Already very low numbers of both have trickled in and have enjoyed the wide open expanse of RSPB's Gruinart Reserve to themselves. Soon this situation will alter dramatically with many thousand birds set to arrive. The usual time is mid-October but weather can play its part in assisting their journey, a factor that they appear to be uncannily accurate in exploiting. Recently winds have been centred for several days in the east, although fairly light. On Thursday we are set to have moderate northerly winds, albeit for a day only, before the system turns into easterlies again. Whether or not this short window of opportunity will be used is anyone's guess, but an exciting prospect nonetheless. Even a "short hop" from Iceland with a tail wind is something to take benefit from if its available! Without going into the physics of it all, wind direction can change with altitude, so attempting to predict arrivals with what, in turn, is forecast at ground level is a bit of a lottery given that birds will take advantage of such conditions.
Seemingly undeterred by all this, groups and flocks of Light bellied Brent Geese have been moving through southwards to Ireland over the past days. Small fly through groups have been a regular feature and a flock of around 80-90 on the 6th ( Sunday ) at the head of Loch Indaal during early afternoon had left some three hours later. Similarly a slightly larger flock of around 120 was present there yesterday (7th) and no doubt have reached Ireland by now where the majority of them winter. In some ways these could be judged to be the earliest of arrivals or passage birds given the numbers involved, but infrequently numbers of Pink footed Geese can pass through even slightly earlier. From past experience this can often happen at night and I remember lying in bed on one occasion and hearing a flock move through ( no jokes, it was pitch black at the time as opposed to mid morning!!! ).

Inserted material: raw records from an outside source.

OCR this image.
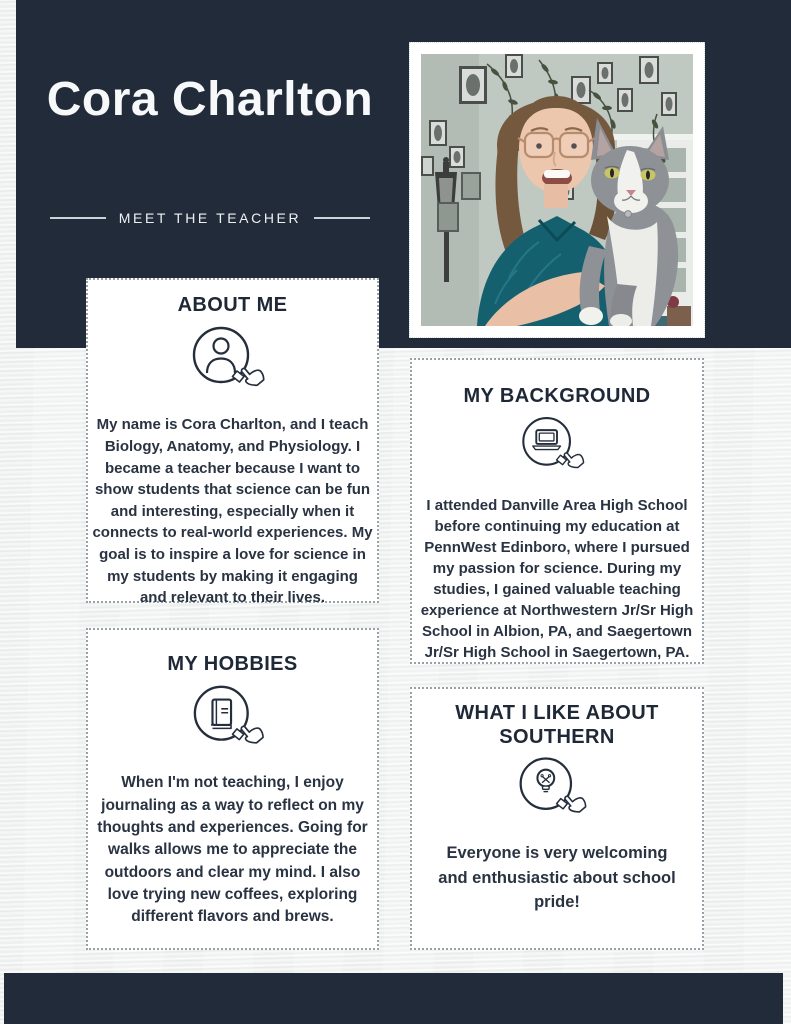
Cora Charlton
MEET THE TEACHER
ABOUT ME

My name is Cora Charlton, and I teach Biology, Anatomy, and Physiology. I became a teacher because I want to show students that science can be fun and interesting, especially when it connects to real-world experiences. My goal is to inspire a love for science in my students by making it engaging and relevant to their lives.

MY BACKGROUND

I attended Danville Area High School before continuing my education at PennWest Edinboro, where I pursued my passion for science. During my studies, I gained valuable teaching experience at Northwestern Jr/Sr High School in Albion, PA, and Saegertown Jr/Sr High School in Saegertown, PA.

MY HOBBIES

When I'm not teaching, I enjoy journaling as a way to reflect on my thoughts and experiences. Going for walks allows me to appreciate the outdoors and clear my mind. I also love trying new coffees, exploring different flavors and brews.

WHAT I LIKE ABOUT SOUTHERN

Everyone is very welcoming and enthusiastic about school pride!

With the big arrivals is the possibility of rare geese being within the ranks of the vociferous throng of birds and so hopes are high for the presence of a Snow Goose or Lesser Canada Goose. Lets not forget the equally exciting prospect of Whooper Swans on passage, with their trumpeting calls echoing over the landscape. The north west part of Islay is a favourite place to watch out for them with birds often taking time out to rest, preen or feed on Loch Gorm before carrying on their journey to Ireland. Some remain for a while and are a feature of local stubble fields, although numbers dwindle as winter progresses.
So a time of anticipation and enjoyment, which I'm sure is expressed as much by the geese themselves on their arrival at their traditional gathering ground at the head of Loch Gruinart where they congregate for a few weeks before dispersing over the islands. The cacophony of the assembled throng is something to witness and enjoy each and every autumn, indeed when the geese move off in Spring the island always feels to be beset by an uncanny silence as their regular flights and calls throughout the winter are put on hold for a period of months. Shortly, that silence is to be broken and an extremely welcome backcloth it will be to the forthcoming winter period. Can't wait!!